E come farebbe un matto risponde:

B-bip, gram…gramolshoi. Sloish, colàr, kapùt…”

(È scarico, non l’hai sentito, prima? È morto…)

Morto…

Ho freddo. I miei occhi vanno alla porticina di legno da cui siamo entrati. Mi ricordo di aver udito la serratura scattare mentre entravo con quell’unica idea bestiale nella testa. Forse potrei raggiungerla e cercare il pulsante. Di solito è a pochi centimetri dalla toppa. Muovo un passo e c’è un piccolo scoppio. La lampadina salta. L’oscurità mi serra la gola e impasta le corde vocali.

Sara!”, grido, ma emetto solo aria mentre le gambe impazzite mi conducono contro il muro. Le ginocchia assorbono lo schianto come possono, è la seconda volta in pochi mesi. Il dolore è lancinante.

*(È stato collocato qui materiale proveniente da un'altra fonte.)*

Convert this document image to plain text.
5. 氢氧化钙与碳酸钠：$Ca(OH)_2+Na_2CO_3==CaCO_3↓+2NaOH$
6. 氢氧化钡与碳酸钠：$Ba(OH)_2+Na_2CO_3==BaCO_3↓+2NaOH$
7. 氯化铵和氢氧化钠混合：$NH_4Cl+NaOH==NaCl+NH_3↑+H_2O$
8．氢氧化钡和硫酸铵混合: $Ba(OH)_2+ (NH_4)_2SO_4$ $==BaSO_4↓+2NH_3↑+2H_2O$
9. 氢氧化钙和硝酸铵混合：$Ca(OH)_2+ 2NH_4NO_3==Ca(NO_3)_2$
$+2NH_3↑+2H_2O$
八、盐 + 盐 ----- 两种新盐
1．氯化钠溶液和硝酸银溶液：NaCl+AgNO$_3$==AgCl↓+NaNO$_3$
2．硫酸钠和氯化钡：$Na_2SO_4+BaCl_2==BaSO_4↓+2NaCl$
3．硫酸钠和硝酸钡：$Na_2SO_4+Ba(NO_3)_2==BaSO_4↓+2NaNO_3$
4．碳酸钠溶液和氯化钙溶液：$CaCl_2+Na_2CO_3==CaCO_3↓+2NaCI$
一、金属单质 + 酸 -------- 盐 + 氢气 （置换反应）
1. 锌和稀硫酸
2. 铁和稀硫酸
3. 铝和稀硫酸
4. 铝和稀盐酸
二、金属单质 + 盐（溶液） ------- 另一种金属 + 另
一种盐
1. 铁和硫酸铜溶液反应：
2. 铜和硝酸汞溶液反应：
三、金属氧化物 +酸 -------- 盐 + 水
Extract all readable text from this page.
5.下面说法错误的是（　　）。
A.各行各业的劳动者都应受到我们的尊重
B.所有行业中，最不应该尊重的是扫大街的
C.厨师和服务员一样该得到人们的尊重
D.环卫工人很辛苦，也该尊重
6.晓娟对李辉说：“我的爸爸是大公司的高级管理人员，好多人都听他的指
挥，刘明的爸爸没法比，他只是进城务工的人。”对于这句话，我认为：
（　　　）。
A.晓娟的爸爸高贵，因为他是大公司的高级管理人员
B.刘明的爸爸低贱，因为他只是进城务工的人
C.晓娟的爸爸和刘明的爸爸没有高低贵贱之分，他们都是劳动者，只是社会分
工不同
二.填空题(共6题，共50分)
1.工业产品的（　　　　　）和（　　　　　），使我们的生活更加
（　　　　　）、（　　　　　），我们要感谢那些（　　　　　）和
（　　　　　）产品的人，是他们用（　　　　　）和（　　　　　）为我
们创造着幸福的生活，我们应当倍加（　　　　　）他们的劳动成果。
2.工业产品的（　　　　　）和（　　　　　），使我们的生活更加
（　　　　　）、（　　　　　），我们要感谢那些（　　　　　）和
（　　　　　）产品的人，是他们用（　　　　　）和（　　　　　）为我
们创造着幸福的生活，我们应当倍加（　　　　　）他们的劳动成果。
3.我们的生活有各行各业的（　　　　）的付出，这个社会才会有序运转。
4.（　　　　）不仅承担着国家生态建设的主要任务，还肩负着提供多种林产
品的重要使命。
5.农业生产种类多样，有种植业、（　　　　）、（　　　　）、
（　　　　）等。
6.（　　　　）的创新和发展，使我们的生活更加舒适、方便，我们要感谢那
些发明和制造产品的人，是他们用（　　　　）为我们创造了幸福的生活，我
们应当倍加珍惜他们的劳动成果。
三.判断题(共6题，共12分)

Sono cieco, nudo, disarmato. C’è uno psicopatico che sghignazza e c’è una ragazza e una rima e dovrei proteggerla ma non so… farlo.

Falso, non devi, Luca, proprio niente. Tu hai la priorità, sempre!

Usa quella sciocca storiella e torna in te, segui la filastrocca e ritorna in te!

Non avrei mai immaginato che mi sarei ritrovato a farlo ma non ho scelta, ok… non sono, non sono a mio agio, ok?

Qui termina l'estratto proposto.